The Dangers of Ransomware Attacks
As the first wave of ransomware attacks spread across the globe in early May, the media breathlessly reported on the brewing crisis as governments, corporations and everyday people wondered if and when it would affect them.
According to the New York Times, the ransomware was the same as leaked by Shadow Brokers, a hacking group which leaked stolen NSA hacking tools. The first attacks targeted groups that don’t have updated malware software on their computers and were able to exploit this problem.
The ransomware, a program called WannaCry, was used to encrypt computer systems in 99 countries. This program basically makes computer contents inaccessible, encrypting files and making it impossible to access records. Although the first wave targeted larger vulnerable systems, if the ransom demands are successful, small businesses and corporations could easily become the next victims.
For small businesses, the best way to protect your company information and records is to ensure your malware protection is up-to-date. Although it isn’t one hundred percent foolproof, keeping your computer systems updated will prevent the current versions of WannaCry from disrupting your business and causing the following problems:
Loss of information
WannaCry is designed to hold information of a computer system for ransom. Users are not able to access the information until the malicious program is removed. Information is – supposedly – not lost if the ransom is paid, but slight changes to the programming code can render information unusable.
Loss of business
It’s a rare company that doesn’t use computers to conduct most their business in this day and age.

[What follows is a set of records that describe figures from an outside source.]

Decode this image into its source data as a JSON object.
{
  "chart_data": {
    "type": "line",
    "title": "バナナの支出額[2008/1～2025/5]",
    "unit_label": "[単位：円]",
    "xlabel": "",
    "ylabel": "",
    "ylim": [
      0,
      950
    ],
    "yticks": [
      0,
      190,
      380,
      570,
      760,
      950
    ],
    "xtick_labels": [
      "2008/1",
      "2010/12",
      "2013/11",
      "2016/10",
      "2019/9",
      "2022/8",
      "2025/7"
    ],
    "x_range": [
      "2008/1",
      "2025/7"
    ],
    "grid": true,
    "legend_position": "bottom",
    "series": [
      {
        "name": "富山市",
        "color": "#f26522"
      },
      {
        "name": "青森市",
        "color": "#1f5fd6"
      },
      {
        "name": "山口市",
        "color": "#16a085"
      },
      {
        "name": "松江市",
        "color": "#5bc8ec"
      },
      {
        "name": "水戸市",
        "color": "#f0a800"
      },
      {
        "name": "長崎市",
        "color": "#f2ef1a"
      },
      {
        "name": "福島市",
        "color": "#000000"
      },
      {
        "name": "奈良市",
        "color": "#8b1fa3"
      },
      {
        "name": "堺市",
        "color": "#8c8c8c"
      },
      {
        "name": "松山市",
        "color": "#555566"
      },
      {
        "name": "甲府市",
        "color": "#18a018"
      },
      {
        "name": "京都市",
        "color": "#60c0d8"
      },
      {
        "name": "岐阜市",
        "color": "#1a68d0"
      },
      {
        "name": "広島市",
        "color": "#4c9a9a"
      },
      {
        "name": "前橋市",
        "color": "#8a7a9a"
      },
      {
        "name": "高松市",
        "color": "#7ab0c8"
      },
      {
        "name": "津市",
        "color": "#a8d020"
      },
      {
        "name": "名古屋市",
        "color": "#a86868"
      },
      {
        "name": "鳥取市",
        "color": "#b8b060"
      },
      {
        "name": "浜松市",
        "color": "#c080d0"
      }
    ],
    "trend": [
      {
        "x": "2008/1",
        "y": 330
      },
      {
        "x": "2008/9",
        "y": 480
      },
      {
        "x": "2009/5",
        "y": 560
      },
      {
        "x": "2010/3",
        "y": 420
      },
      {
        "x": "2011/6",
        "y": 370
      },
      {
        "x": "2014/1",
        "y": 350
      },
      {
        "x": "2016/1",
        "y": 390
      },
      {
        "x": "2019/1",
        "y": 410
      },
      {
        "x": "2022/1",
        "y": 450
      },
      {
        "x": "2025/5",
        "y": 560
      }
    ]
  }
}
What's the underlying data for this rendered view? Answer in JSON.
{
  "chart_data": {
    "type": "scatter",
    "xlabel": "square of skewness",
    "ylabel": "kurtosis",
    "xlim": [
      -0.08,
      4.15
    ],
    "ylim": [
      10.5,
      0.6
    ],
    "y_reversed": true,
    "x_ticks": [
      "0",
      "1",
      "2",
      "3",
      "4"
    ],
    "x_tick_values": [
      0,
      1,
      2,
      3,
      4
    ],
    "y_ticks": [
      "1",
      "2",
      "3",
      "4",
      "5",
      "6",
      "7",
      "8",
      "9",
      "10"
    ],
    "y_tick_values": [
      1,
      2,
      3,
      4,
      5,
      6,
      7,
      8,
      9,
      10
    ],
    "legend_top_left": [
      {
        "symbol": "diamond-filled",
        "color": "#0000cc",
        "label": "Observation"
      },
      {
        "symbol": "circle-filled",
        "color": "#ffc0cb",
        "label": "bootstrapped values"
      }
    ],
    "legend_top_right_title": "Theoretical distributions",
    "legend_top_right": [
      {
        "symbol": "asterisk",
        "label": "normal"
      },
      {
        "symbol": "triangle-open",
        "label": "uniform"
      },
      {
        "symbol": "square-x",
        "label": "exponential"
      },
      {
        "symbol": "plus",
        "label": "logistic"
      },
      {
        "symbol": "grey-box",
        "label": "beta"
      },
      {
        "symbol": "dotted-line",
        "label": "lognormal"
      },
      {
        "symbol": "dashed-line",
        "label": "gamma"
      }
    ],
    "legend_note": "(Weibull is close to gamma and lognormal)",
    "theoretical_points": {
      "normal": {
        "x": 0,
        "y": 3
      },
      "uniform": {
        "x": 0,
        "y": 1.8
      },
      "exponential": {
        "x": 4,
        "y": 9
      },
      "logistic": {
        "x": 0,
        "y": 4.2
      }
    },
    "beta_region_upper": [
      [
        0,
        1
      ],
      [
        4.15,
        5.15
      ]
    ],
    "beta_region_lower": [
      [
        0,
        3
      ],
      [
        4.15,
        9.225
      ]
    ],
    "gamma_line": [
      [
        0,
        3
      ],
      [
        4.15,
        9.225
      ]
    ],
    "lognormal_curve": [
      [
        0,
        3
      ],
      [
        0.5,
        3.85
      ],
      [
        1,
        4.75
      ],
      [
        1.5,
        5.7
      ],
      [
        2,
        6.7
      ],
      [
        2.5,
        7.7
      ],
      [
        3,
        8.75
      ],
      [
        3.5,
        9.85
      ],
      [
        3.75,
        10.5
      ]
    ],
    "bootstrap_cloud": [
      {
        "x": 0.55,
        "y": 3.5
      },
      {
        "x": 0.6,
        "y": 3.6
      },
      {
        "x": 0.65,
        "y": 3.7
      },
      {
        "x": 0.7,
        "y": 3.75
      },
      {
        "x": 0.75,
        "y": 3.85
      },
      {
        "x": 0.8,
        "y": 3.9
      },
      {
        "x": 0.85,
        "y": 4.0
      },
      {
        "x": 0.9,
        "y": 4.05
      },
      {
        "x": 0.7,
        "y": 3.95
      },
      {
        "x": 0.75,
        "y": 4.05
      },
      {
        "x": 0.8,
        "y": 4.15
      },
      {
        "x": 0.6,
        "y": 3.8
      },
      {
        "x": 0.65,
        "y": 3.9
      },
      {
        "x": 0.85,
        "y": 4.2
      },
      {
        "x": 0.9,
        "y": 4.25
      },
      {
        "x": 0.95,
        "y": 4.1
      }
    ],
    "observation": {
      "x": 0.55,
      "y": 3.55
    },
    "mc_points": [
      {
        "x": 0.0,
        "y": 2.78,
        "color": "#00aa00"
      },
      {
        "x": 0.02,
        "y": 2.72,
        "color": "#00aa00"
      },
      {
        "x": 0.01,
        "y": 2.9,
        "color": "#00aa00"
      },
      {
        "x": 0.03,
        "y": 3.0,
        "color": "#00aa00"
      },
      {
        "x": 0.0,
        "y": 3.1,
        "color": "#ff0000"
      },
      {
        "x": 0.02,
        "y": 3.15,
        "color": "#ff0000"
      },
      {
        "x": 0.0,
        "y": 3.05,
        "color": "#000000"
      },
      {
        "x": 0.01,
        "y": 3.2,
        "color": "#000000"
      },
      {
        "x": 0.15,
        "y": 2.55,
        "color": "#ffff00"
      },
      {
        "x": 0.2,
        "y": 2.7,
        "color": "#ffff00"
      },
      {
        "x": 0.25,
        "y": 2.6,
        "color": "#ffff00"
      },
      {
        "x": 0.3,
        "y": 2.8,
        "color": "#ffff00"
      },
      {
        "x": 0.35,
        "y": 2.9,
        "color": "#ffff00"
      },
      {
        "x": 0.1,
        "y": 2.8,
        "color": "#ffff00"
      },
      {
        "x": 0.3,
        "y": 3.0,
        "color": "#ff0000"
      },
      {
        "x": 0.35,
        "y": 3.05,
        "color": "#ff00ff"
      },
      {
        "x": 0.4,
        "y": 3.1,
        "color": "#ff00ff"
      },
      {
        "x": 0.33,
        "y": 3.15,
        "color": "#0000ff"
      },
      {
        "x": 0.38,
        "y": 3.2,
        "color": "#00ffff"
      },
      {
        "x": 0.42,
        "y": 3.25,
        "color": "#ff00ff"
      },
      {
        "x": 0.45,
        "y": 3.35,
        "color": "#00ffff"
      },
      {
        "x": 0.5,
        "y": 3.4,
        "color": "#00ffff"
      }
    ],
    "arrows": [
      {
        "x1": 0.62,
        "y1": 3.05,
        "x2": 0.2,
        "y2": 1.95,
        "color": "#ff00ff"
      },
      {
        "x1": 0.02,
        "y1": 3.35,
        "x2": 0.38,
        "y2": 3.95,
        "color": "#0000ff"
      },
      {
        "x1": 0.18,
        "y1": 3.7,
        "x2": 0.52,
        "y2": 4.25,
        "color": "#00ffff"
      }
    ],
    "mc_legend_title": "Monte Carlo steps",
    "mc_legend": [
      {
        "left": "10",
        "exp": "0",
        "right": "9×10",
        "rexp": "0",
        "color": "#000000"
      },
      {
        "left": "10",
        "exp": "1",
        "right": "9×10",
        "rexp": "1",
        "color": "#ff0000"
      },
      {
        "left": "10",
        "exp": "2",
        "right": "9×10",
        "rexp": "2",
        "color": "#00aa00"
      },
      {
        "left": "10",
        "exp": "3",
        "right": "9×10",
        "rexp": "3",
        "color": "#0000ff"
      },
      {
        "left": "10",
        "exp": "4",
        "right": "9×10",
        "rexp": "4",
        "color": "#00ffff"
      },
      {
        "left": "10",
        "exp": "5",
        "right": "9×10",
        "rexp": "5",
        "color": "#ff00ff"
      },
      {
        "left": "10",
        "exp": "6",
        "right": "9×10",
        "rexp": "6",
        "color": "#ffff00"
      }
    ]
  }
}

All computer systems without updates are at risk. No matter how small your business, the ransoms – most of them relatively insignificant amounts – must be paid before you can access your files.
Loss of confidence in the government
Although difficult to quantify, the information being released about the origins of WannaCry has created a discussion about the culpability the United States government has in this situation. WannaCry was leaked from the NSA which suggests that the government had a hand in its development. Granted the US government is not behind the ransomware attacks, but it is responsible for the program leaking in the first place.
Although the companies and organizations attacked by WannaCry are not advertising what they have done to regain the use of their files, there really isn’t much that can be done. The price to unlock your system doubled after three days and at the end of the week, if the ransom was not paid, the encrypted information would be deleted.
The attack as widespread as it was, could have been worse. There have been numerous malware attacks in the last few years and they are becoming more sophisticated. Keeping your computer systems current with the newest security updates is the best way to keep your business safe from malware attacks.
The possibility of litigation from lost or stolen data cannot be discounted. Personal injury lawyers see this as a bigger potential problem than the 2014 Yahoo data breach that was exposed in 2016.
“The Yahoo breach potentially affected 500 million users but that stolen information was used for identity theft purposes. There was a breach, but Yahoo was responsible for security. WannaCry is a direct crime against computer users. When the responsible parties are identified, you can imagine the lawsuits that will follow.”
The biggest challenge might be discovering who is ultimately responsible and liable for the attack.